How the Main Presidential Candidates Measure Up

  • Ales Michalevic: According to Leshchenko, Michalevic uses all possible public speaking and PR campaign techniques without much success. In the speaker’s view, Michalevic is more of a manager than a leader. His public image is based on dry rationality and does not fit with the Belarusian national archetype.
     
  • Yaroslav Romanchuk: Leshchenko described Romanchuk as a devoted liberal, who talks a lot about the urgent need for a free market, privatization, and foreign investment in Belarus. Romanchuk calls on Belarusians to make a great socio-economic leap forward, but Leshchenko suggested that the people are probably looking for calmer, slower-paced, and step-by-step national development. Romanchuk’s image is not that of a balanced and gentle boss but rather an energetic reformer, which is not likely to be very effective at winning over the Belarusian voters. 
     
  • Andrey Sannikov: At first glance, this candidate looks like the ideal Belarusian president according to the national archetype concept: calm, family-oriented, and sincere. But his election campaign emphasizes his “Europeanness,” so that he comes across as different from his straightforward peers. This emphasis, combined with an impression of seriousness and austerity, run counter to his nature. His campaign platform centers on the idea that Belarus must either join Europe now or lose its chance for good, but ultimatum-style tactics tend not to go down well with Belarusian voters, Leshchenko said, and run counter to positive national archetypes.
     
  • Vladimir Nekliaev: Leshchenko described Nekliaev as the most organized candidate, who is effectively using the best campaigning traditions and tactics. But his appeals to the common Belarusians and attempts to bring out the best in them clash with the image of the precise and collected European that he projects. The result, as Leshchenko sees it, is an impression of insincerity and dishonesty, which mean that Nekliaev’s appeals do not reach Belarusians’ hearts.
     
  • Alexander Lukashenko: As the incumbent president, Lukashenko has deliberately distanced himself from the election campaign, although 60-70 percent of the advertising space in Belarus’s capital of Minsk is covered with posters for Lukashenko’s campaign. His campaign slogan, “Together we are Belarus,” combined with images showing ordinary men and women against a backdrop of wheat fields and a blue sky are an attempt to appeal to the country’s national roots, Leshchenko said. She added that the incumbent president had been forced to change his tactics because the “besieged fortress” rhetoric that he had previously used has been growing less and less effective.   

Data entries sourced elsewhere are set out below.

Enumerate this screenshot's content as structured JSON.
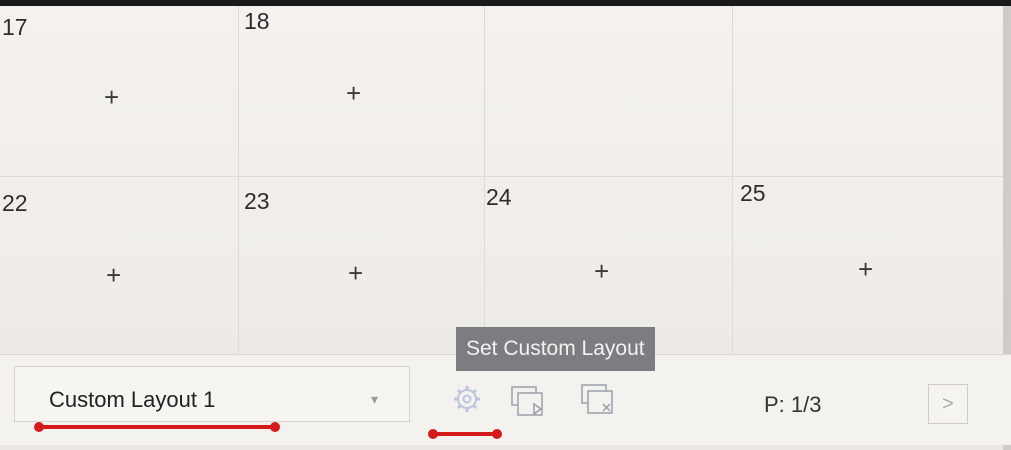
{
  "grid": {
    "cells": [
      {
        "number": "17",
        "plus": "+"
      },
      {
        "number": "18",
        "plus": "+"
      },
      {
        "number": "22",
        "plus": "+"
      },
      {
        "number": "23",
        "plus": "+"
      },
      {
        "number": "24",
        "plus": "+"
      },
      {
        "number": "25",
        "plus": "+"
      }
    ]
  },
  "toolbar": {
    "layout_select_value": "Custom Layout 1",
    "caret": "▾",
    "tooltip": "Set Custom Layout",
    "page_label": "P: 1/3",
    "next_label": ">"
  },
  "icons": {
    "settings": "gear-icon",
    "play_layout": "window-play-icon",
    "delete_layout": "window-delete-icon"
  },
  "colors": {
    "annotation_red": "#d41a1a",
    "tooltip_bg": "#7c7d81"
  }
}
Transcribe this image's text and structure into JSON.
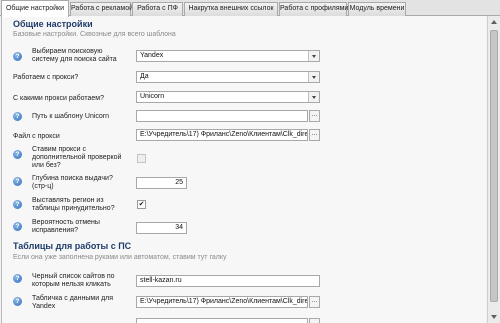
{
  "tabs": [
    {
      "label": "Общие настройки",
      "active": true
    },
    {
      "label": "Работа с рекламой"
    },
    {
      "label": "Работа с ПФ"
    },
    {
      "label": "Накрутка внешних ссылок"
    },
    {
      "label": "Работа с профилями"
    },
    {
      "label": "Модуль времени"
    }
  ],
  "general": {
    "title": "Общие настройки",
    "subtitle": "Базовые настройки. Сквозные для всего шаблона",
    "search_system": {
      "label": "Выбираем поисковую систему для поиска сайта",
      "value": "Yandex"
    },
    "proxy_enabled": {
      "label": "Работаем с прокси?",
      "value": "Да"
    },
    "proxy_type": {
      "label": "С какими прокси работаем?",
      "value": "Unicorn"
    },
    "unicorn_path": {
      "label": "Путь к шаблону Unicorn",
      "value": ""
    },
    "proxy_file": {
      "label": "Файл с прокси",
      "value": "E:\\Учредитель\\17) Фриланс\\Zeno\\Клиентам\\Clk_direc"
    },
    "proxy_check": {
      "label": "Ставим прокси с дополнительной проверкой или без?",
      "checked": false
    },
    "search_depth": {
      "label": "Глубина поиска выдачи? (стр-ц)",
      "value": "25"
    },
    "region_force": {
      "label": "Выставлять регион из таблицы принудительно?",
      "checked": true
    },
    "fix_probability": {
      "label": "Вероятность отмены исправления?",
      "value": "34"
    }
  },
  "ps_tables": {
    "title": "Таблицы для работы с ПС",
    "subtitle": "Если она уже заполнена руками или автоматом, ставим тут галку",
    "blacklist": {
      "label": "Черный список сайтов по которым нельзя кликать",
      "value": "stell-kazan.ru"
    },
    "yandex_table": {
      "label": "Табличка с данными для Yandex",
      "value": "E:\\Учредитель\\17) Фриланс\\Zeno\\Клиентам\\Clk_direc"
    }
  },
  "icons": {
    "help": "help-icon",
    "browse": "ellipsis-icon",
    "dropdown": "chevron-down-icon",
    "check": "checkmark-icon"
  },
  "colors": {
    "section_title": "#1f3d6b",
    "help_icon": "#2f6ec0",
    "tab_active": "#ffffff",
    "panel_bg": "#f7f7f7"
  }
}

Leshchenko concluded that the main factor separating a political leader from a real national leader is not the ability to project the right image, but instead the “ability to eloquently and well articulate” key elements of Belarusian national identity. Lukashenko was a successful president when his main task was to consolidate the country’s statehood, but Belarus now needs a national leader able to shape and strengthen the Belarusian national identity and ensure Belarusians’ future development as a nation. The legitimacy of whoever becomes the next president will depend primarily on his ability to fulfill this task, Leshchenko concluded.